Suppose there is a staging environment very strapped for resources as new development, data workloads and other applications grow. Ideally one would like to maintain production parity, even at the resource allocation level per each deployed item in the staging environment. For example, one of the 12 Factor App principles describes this, taking great pains to emphasize not just a shallow kind of parity with mocking or lightweight spoofed resources, but rather really maintaining parity by running the same resources in staging.
Obviously for projects that scale up a lot, you may be budget constrained and simply have no choice but to spoof some resources in staging, use "sample" data or microservice stubs with the same shape as what real dependencies will look like in production, and other sacrifices.
But one type of sacrifice that is difficult to approach is reducing the basic allocated resources, like CPU, RAM, disk access, networking resources, logging, etc., so that a deployment in the staging environment becomes quite a different entity if you are interested in testing behavior of the whole stack of components together.

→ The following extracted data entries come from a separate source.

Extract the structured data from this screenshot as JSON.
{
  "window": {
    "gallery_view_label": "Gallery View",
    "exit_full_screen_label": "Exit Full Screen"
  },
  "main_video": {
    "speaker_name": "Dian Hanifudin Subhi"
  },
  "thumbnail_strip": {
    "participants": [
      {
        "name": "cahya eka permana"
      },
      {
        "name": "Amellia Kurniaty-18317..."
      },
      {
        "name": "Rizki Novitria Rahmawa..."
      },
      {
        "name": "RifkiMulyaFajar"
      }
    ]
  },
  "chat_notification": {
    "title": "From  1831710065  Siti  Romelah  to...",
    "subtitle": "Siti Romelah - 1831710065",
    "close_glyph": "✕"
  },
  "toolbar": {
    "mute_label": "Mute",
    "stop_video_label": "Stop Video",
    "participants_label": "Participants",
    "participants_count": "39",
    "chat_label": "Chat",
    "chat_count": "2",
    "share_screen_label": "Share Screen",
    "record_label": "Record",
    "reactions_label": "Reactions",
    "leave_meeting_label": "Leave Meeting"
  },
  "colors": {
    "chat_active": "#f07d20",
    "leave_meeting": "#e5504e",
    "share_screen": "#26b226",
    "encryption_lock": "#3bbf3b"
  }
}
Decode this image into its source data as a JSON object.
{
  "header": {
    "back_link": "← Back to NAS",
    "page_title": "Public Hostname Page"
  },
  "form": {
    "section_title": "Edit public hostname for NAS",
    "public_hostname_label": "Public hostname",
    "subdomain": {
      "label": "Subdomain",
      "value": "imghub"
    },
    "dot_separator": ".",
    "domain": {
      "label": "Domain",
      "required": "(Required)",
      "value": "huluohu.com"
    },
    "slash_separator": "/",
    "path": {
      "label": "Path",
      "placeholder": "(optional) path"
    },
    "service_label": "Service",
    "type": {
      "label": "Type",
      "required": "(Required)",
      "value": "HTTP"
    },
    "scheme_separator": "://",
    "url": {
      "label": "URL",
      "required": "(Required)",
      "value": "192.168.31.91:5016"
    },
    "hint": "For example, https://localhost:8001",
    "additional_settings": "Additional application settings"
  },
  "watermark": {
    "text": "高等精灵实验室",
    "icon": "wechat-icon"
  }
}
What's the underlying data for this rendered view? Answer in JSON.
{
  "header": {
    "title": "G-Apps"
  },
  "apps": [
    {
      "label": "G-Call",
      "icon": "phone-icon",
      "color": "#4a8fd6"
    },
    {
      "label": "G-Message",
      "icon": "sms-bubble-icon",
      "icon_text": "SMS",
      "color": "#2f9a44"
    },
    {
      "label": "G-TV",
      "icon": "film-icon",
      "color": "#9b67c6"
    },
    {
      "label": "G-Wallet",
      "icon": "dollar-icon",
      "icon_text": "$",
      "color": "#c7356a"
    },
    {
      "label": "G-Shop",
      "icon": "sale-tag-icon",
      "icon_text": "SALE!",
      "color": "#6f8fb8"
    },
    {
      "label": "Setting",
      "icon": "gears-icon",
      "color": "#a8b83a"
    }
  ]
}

There are various tools that can help you automatically reduce resource usage, such as auto-scaling in many cloud vendor environment and in kubernetes, which in effect can lead to "overcommitting" your staging environment if deployments are asking for the same kinds of resources as in production but being tuned to use less as a function of real load or other dynamic conditions.

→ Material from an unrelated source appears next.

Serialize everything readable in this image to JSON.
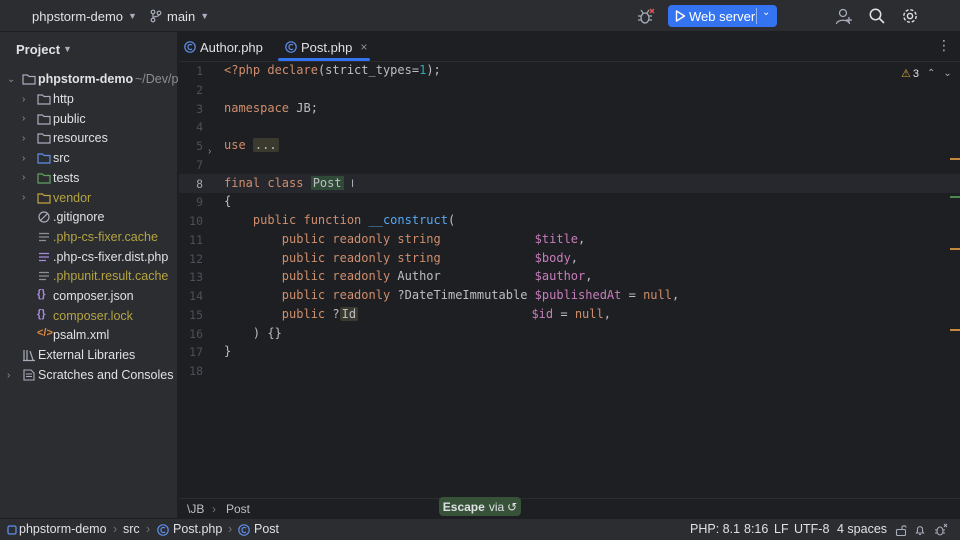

My question is: what is the state of best practices or understanding about this practice of overcommitting resources in staging. How often does this type of requirement become a necessity from budget and what are the major principles to think about when designing a solution in that case? What about the flip side of the issue: that "the cost of doing business" for a particular deployed entity should have the cost of significant production parity in staging impounded in as a basic need?